Der Superlayer Compositor ist ein Meisterwerk der 3D-Bildgestaltung. Er kombiniert klassisches Ebenen-Stacking mit Luma-Masken und echter 2D-zu-3D Volumetrie, um atemberaubende Bildsequenzen für den Lentikular-Druck zu rendern.
Projekt-Verwaltung: Du kannst deine komplette Arbeitsfläche inklusive aller Bilder und Einstellungen jederzeit über die Toolbar (💾 Projekt speichern) als Datei sichern und später exakt so wiederherstellen.
1. Globale Projekteinstellungen
Bevor du Ebenen anlegst, musst du die Rahmenbedingungen für deine Endsequenz festlegen:
- Frames (Endsequenz): Wie viele Einzelbilder soll deine finale 3D-Animation haben? (z.B. 12 oder 24). Je mehr Frames, desto flüssiger der 3D-Effekt.
- Ziel-Bildbreite (mm): Die geplante physische Druckbreite deines Bildes. Dieser Wert ist extrem wichtig, da die Software die physikalische Parallaxe (Verschiebungen in Millimetern) exakt auf dieses Endformat hochrechnet.
2. Die Ebenen-Matrix
Ein 3D-Bild wird schichtweise aufgebaut – von der hintersten Ebene (Hintergrund) bis ganz nach vorne (Vordergrund). Du kannst beliebig viele Ebenen über + Ebene hinzufügen anlegen.
Ebenen-Titel anpassen
Klicke einfach auf das Wort "Ebene 1", "Ebene 2" etc., um den Namen der Schicht zu ändern (z.B. "Auto", "Text", "Wolken"). So behältst du auch bei komplexen Projekten den Überblick.
Upload-Slots pro Ebene
Jede Ebene verfügt über bis zu drei Upload-Slots. Klicke auf die gestrichelten Boxen, um Dateien hochzuladen:
- Bild / Sequenz: Dein Farbmotiv. Profi-Tipp: Du kannst hier auch direkt eine vorgefertigte Bildsequenz (mehrere markierte Bilder) hochladen! Ein kleines "SEQ" Badge zeigt an, dass eine Serie erkannt wurde.
- Maske / Luma (Optional): Ein Schwarz/Weiß-Bild, um das Farbmotiv sauber freizustellen (Weiß = Sichtbar, Schwarz = Transparent). Bei der Hintergrund-Ebene ist dieser Slot inaktiv, da der Hintergrund immer vollflächig sein muss.

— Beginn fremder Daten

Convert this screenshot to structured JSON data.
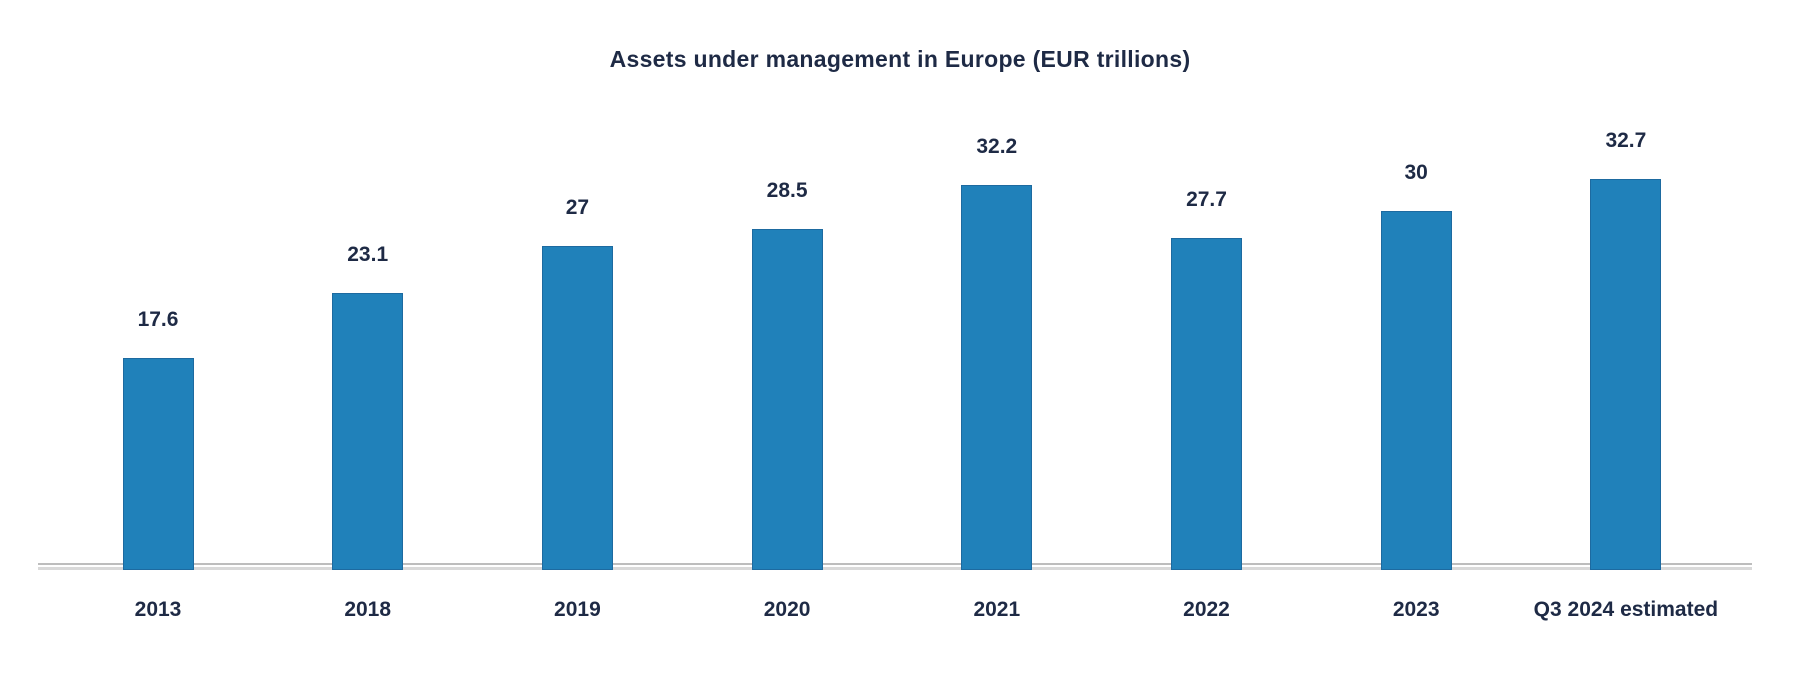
{
  "title": "Assets under management in Europe (EUR trillions)",
  "colors": {
    "bar_fill": "#2081BA",
    "bar_border": "#1D6AA0",
    "text": "#1E2A45",
    "axis_line": "#D9D9D9"
  },
  "chart_data": {
    "type": "bar",
    "title": "Assets under management in Europe (EUR trillions)",
    "categories": [
      "2013",
      "2018",
      "2019",
      "2020",
      "2021",
      "2022",
      "2023",
      "Q3 2024 estimated"
    ],
    "values": [
      17.6,
      23.1,
      27,
      28.5,
      32.2,
      27.7,
      30,
      32.7
    ],
    "value_labels": [
      "17.6",
      "23.1",
      "27",
      "28.5",
      "32.2",
      "27.7",
      "30",
      "32.7"
    ],
    "xlabel": "",
    "ylabel": "",
    "ylim": [
      0,
      35
    ],
    "grid": false,
    "legend": false,
    "value_labels_shown": true,
    "axis_shown": "x-only"
  }
}
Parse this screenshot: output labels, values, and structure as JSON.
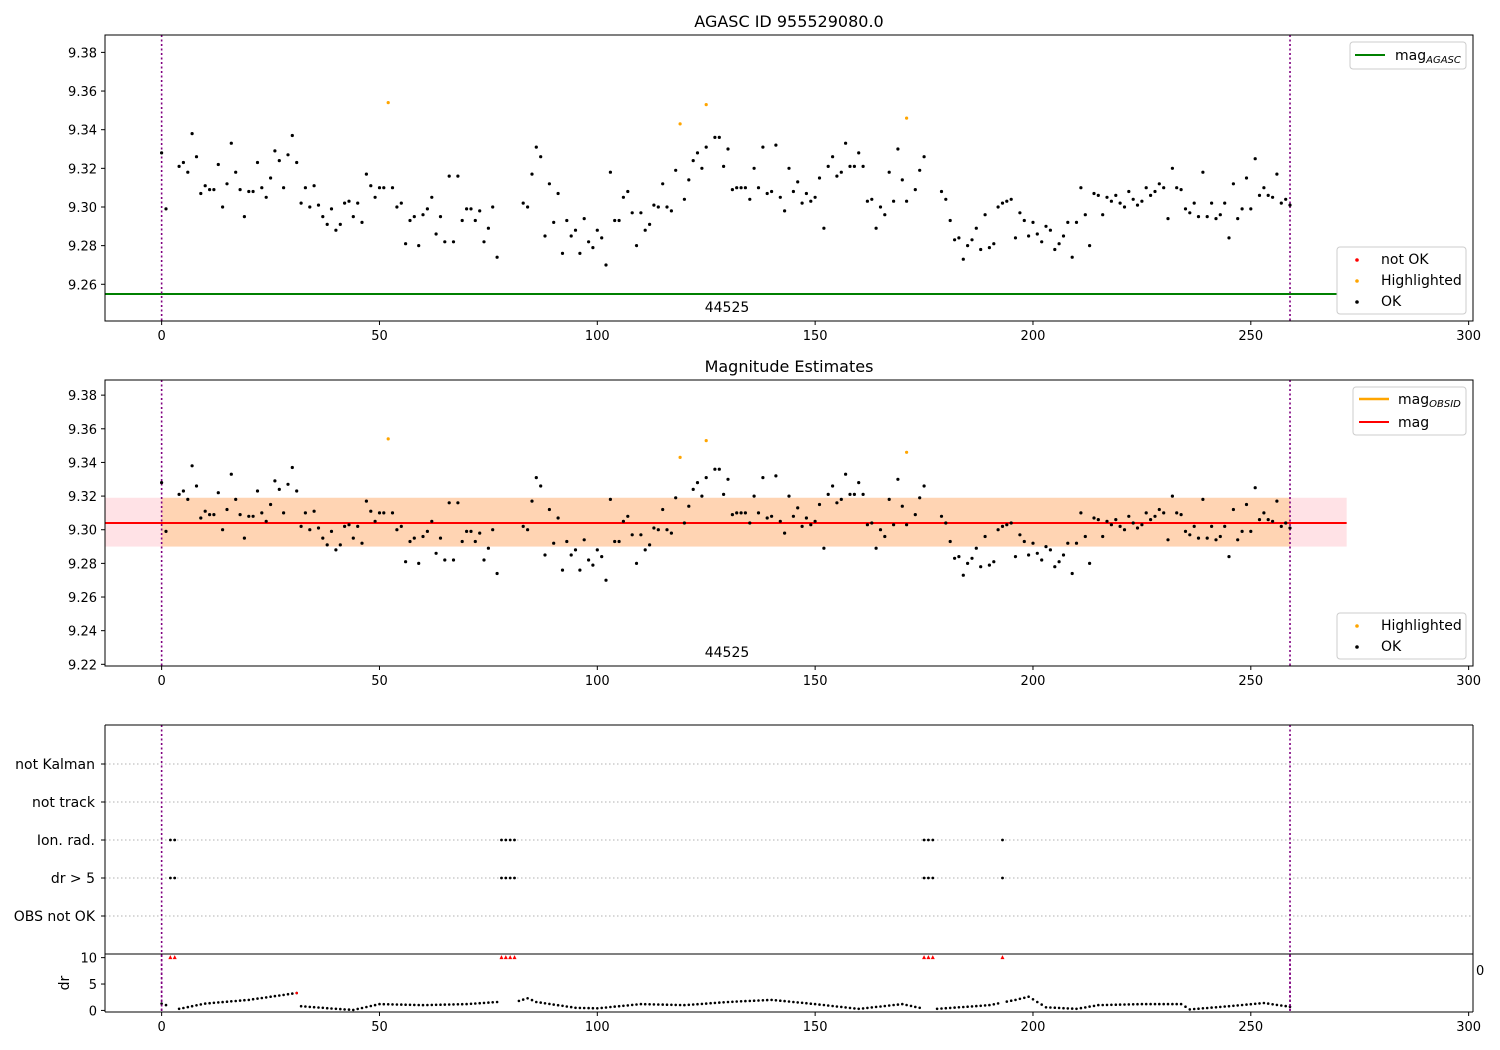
{
  "chart_data": [
    {
      "type": "scatter",
      "title": "AGASC ID 955529080.0",
      "xlim": [
        -13,
        301
      ],
      "ylim": [
        9.241,
        9.389
      ],
      "x_ticks": [
        "0",
        "50",
        "100",
        "150",
        "200",
        "250",
        "300"
      ],
      "y_ticks": [
        "9.26",
        "9.28",
        "9.30",
        "9.32",
        "9.34",
        "9.36",
        "9.38"
      ],
      "annotation": "44525",
      "obs_boundaries": [
        0,
        259
      ],
      "hlines": [
        {
          "name": "mag_AGASC",
          "y": 9.255,
          "color": "#008000"
        }
      ],
      "series": [
        {
          "name": "not OK",
          "color": "#ff0000",
          "points": []
        },
        {
          "name": "Highlighted",
          "color": "#ffa500",
          "points": [
            [
              52,
              9.354
            ],
            [
              119,
              9.343
            ],
            [
              125,
              9.353
            ],
            [
              171,
              9.346
            ]
          ]
        },
        {
          "name": "OK",
          "color": "#000000",
          "points": "ok_points"
        }
      ],
      "legend_lines": [
        {
          "label": "mag",
          "sub": "AGASC",
          "color": "#008000"
        }
      ],
      "legend_markers": [
        "not OK",
        "Highlighted",
        "OK"
      ]
    },
    {
      "type": "scatter",
      "title": "Magnitude Estimates",
      "xlim": [
        -13,
        301
      ],
      "ylim": [
        9.219,
        9.389
      ],
      "x_ticks": [
        "0",
        "50",
        "100",
        "150",
        "200",
        "250",
        "300"
      ],
      "y_ticks": [
        "9.22",
        "9.24",
        "9.26",
        "9.28",
        "9.30",
        "9.32",
        "9.34",
        "9.36",
        "9.38"
      ],
      "annotation": "44525",
      "obs_boundaries": [
        0,
        259
      ],
      "bands": [
        {
          "name": "mag range",
          "y0": 9.29,
          "y1": 9.319,
          "x0": -13,
          "x1": 272,
          "color": "#ffb6c1",
          "opacity": 0.4
        },
        {
          "name": "mag_OBSID range",
          "y0": 9.29,
          "y1": 9.319,
          "x0": 0,
          "x1": 259,
          "color": "#ffa500",
          "opacity": 0.22
        }
      ],
      "hlines": [
        {
          "name": "mag_OBSID",
          "y": 9.304,
          "x0": 0,
          "x1": 259,
          "color": "#ffa500"
        },
        {
          "name": "mag",
          "y": 9.304,
          "x0": -13,
          "x1": 272,
          "color": "#ff0000"
        }
      ],
      "series": [
        {
          "name": "Highlighted",
          "color": "#ffa500",
          "points": [
            [
              52,
              9.354
            ],
            [
              119,
              9.343
            ],
            [
              125,
              9.353
            ],
            [
              171,
              9.346
            ]
          ]
        },
        {
          "name": "OK",
          "color": "#000000",
          "points": "ok_points"
        }
      ],
      "legend_lines": [
        {
          "label": "mag",
          "sub": "OBSID",
          "color": "#ffa500"
        },
        {
          "label": "mag",
          "sub": "",
          "color": "#ff0000"
        }
      ],
      "legend_markers": [
        "Highlighted",
        "OK"
      ]
    },
    {
      "type": "scatter",
      "title": "",
      "categories": [
        "not Kalman",
        "not track",
        "Ion. rad.",
        "dr > 5",
        "OBS not OK"
      ],
      "flags": {
        "Ion. rad.": [
          2,
          3,
          78,
          79,
          80,
          81,
          175,
          176,
          177,
          193
        ],
        "dr > 5": [
          2,
          3,
          78,
          79,
          80,
          81,
          175,
          176,
          177,
          193
        ]
      },
      "obs_boundaries": [
        0,
        259
      ]
    },
    {
      "type": "scatter",
      "title": "",
      "ylabel": "dr",
      "xlim": [
        -13,
        301
      ],
      "ylim": [
        -0.3,
        10.5
      ],
      "x_ticks": [
        "0",
        "50",
        "100",
        "150",
        "200",
        "250",
        "300"
      ],
      "y_ticks": [
        "0",
        "5",
        "10"
      ],
      "clip_value": 10,
      "obs_boundaries": [
        0,
        259
      ],
      "high_points": [
        [
          2,
          10
        ],
        [
          3,
          10
        ],
        [
          78,
          10
        ],
        [
          79,
          10
        ],
        [
          80,
          10
        ],
        [
          81,
          10
        ],
        [
          175,
          10
        ],
        [
          176,
          10
        ],
        [
          177,
          10
        ],
        [
          193,
          10
        ]
      ],
      "dr_profile": [
        [
          0,
          1.3
        ],
        [
          1,
          1.0
        ],
        [
          2,
          10
        ],
        [
          3,
          10
        ],
        [
          4,
          0.3
        ],
        [
          10,
          1.3
        ],
        [
          20,
          2.0
        ],
        [
          31,
          3.3
        ],
        [
          32,
          0.8
        ],
        [
          40,
          0.3
        ],
        [
          44,
          0.1
        ],
        [
          50,
          1.2
        ],
        [
          60,
          1.0
        ],
        [
          70,
          1.2
        ],
        [
          77,
          1.6
        ],
        [
          79,
          10
        ],
        [
          82,
          1.8
        ],
        [
          84,
          2.3
        ],
        [
          86,
          1.6
        ],
        [
          95,
          0.5
        ],
        [
          100,
          0.4
        ],
        [
          110,
          1.2
        ],
        [
          120,
          1.0
        ],
        [
          130,
          1.6
        ],
        [
          140,
          2.0
        ],
        [
          150,
          1.2
        ],
        [
          160,
          0.3
        ],
        [
          170,
          1.2
        ],
        [
          174,
          0.5
        ],
        [
          176,
          10
        ],
        [
          178,
          0.3
        ],
        [
          190,
          1.0
        ],
        [
          196,
          2.0
        ],
        [
          199,
          2.6
        ],
        [
          203,
          0.6
        ],
        [
          210,
          0.3
        ],
        [
          215,
          1.0
        ],
        [
          225,
          1.2
        ],
        [
          234,
          1.2
        ],
        [
          236,
          0.2
        ],
        [
          245,
          0.8
        ],
        [
          253,
          1.4
        ],
        [
          259,
          0.7
        ]
      ]
    }
  ],
  "right_edge_label": "0"
}
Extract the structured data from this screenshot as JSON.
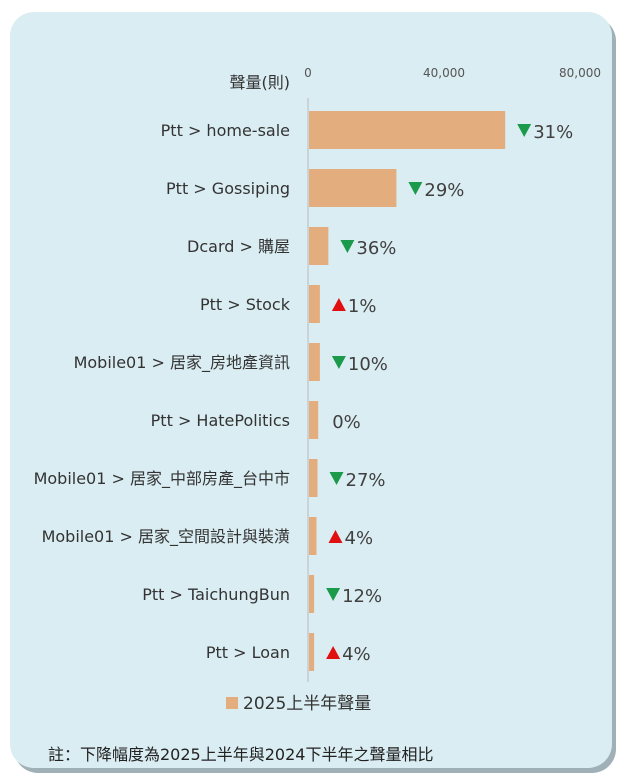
{
  "chart_data": {
    "type": "bar",
    "orientation": "horizontal",
    "ylabel": "聲量(則)",
    "xlim": [
      0,
      80000
    ],
    "xticks": [
      {
        "value": 0,
        "label": "0"
      },
      {
        "value": 40000,
        "label": "40,000"
      },
      {
        "value": 80000,
        "label": "80,000"
      }
    ],
    "grid": false,
    "legend_position": "bottom",
    "categories": [
      "Ptt > home-sale",
      "Ptt > Gossiping",
      "Dcard > 購屋",
      "Ptt > Stock",
      "Mobile01 > 居家_房地產資訊",
      "Ptt > HatePolitics",
      "Mobile01 > 居家_中部房產_台中市",
      "Mobile01 > 居家_空間設計與裝潢",
      "Ptt > TaichungBun",
      "Ptt > Loan"
    ],
    "series": [
      {
        "name": "2025上半年聲量",
        "color": "#e3ad7d",
        "values": [
          58000,
          26000,
          6000,
          3500,
          3500,
          3000,
          2800,
          2500,
          1800,
          1800
        ]
      }
    ],
    "changes": [
      {
        "label": "31%",
        "direction": "down"
      },
      {
        "label": "29%",
        "direction": "down"
      },
      {
        "label": "36%",
        "direction": "down"
      },
      {
        "label": "1%",
        "direction": "up"
      },
      {
        "label": "10%",
        "direction": "down"
      },
      {
        "label": "0%",
        "direction": "none"
      },
      {
        "label": "27%",
        "direction": "down"
      },
      {
        "label": "4%",
        "direction": "up"
      },
      {
        "label": "12%",
        "direction": "down"
      },
      {
        "label": "4%",
        "direction": "up"
      }
    ],
    "colors": {
      "down": "#1a9a4a",
      "up": "#e01010",
      "axis": "#bbbbbb"
    }
  },
  "note": "註：下降幅度為2025上半年與2024下半年之聲量相比"
}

- Tiefenkarte (Optional): Ein Graustufenbild (Depth Map), das flachen Objekten echtes 3D-Volumen verleiht. Helle Bereiche wölben sich dem Betrachter entgegen, dunkle Bereiche rücken in die Tiefe.
3. 3D-Effekte steuern (Shift & Volume)
Der eigentliche 3D-Effekt entsteht durch die Werte, die du für jede Ebene individuell festlegst:
- Max Shift (mm): Diese Einstellung steuert nicht direkt die räumliche Tiefe, sondern definiert die maximale Querverschiebung (laterale Verschiebung) der Ebene in Millimetern auf dem Druckbogen. Erst daraus resultiert im Zusammenspiel mit der Linse die wahrgenommene Tiefe (Parallaxe).
- Positive Werte: Die Querverschiebung lässt die Ebene vor dem Hintergrund schweben.
- Negative Werte: Die Querverschiebung lässt die Ebene in die Tiefe fallen.
- Null (0): Die Ebene wird nicht verschoben und klebt exakt auf der Nullebene (direkt auf der Folie).
- 3D Vol. (mm): Dieser Wert aktiviert die Tiefenkarte (Depth Map). Er bestimmt die interne "Dicke" des Objekts. Ein Wert von "5" bedeutet, dass die hellsten Stellen der Tiefenkarte 5 Millimeter weiter nach vorne verschoben werden als die dunkelsten Stellen.
4. Compositing starten & Export
Wenn alle Ebenen eingerichtet sind:
- Klicke auf den Button Compositing starten.
- Die Software berechnet nun das komplette Projekt: Alle Bilder werden skaliert, Masken angewendet, Volumetrien aus den Tiefenkarten (inkl. Algorithmen zur Vermeidung von Rissen) berechnet und die Schichten korrekt übereinandergelegt.
- In der Animierten Vorschau (Wiggle) kannst du den fertigen 3D-Effekt begutachten. Die Animation pendelt automatisch hin und her (Ping-Pong).
- Bist du zufrieden? Klicke auf Sequenz als ZIP laden. Du erhältst ein Archiv mit allen berechneten Einzelbildern (Frames), die du direkt in deinen Lenticular-Interlacer laden kannst.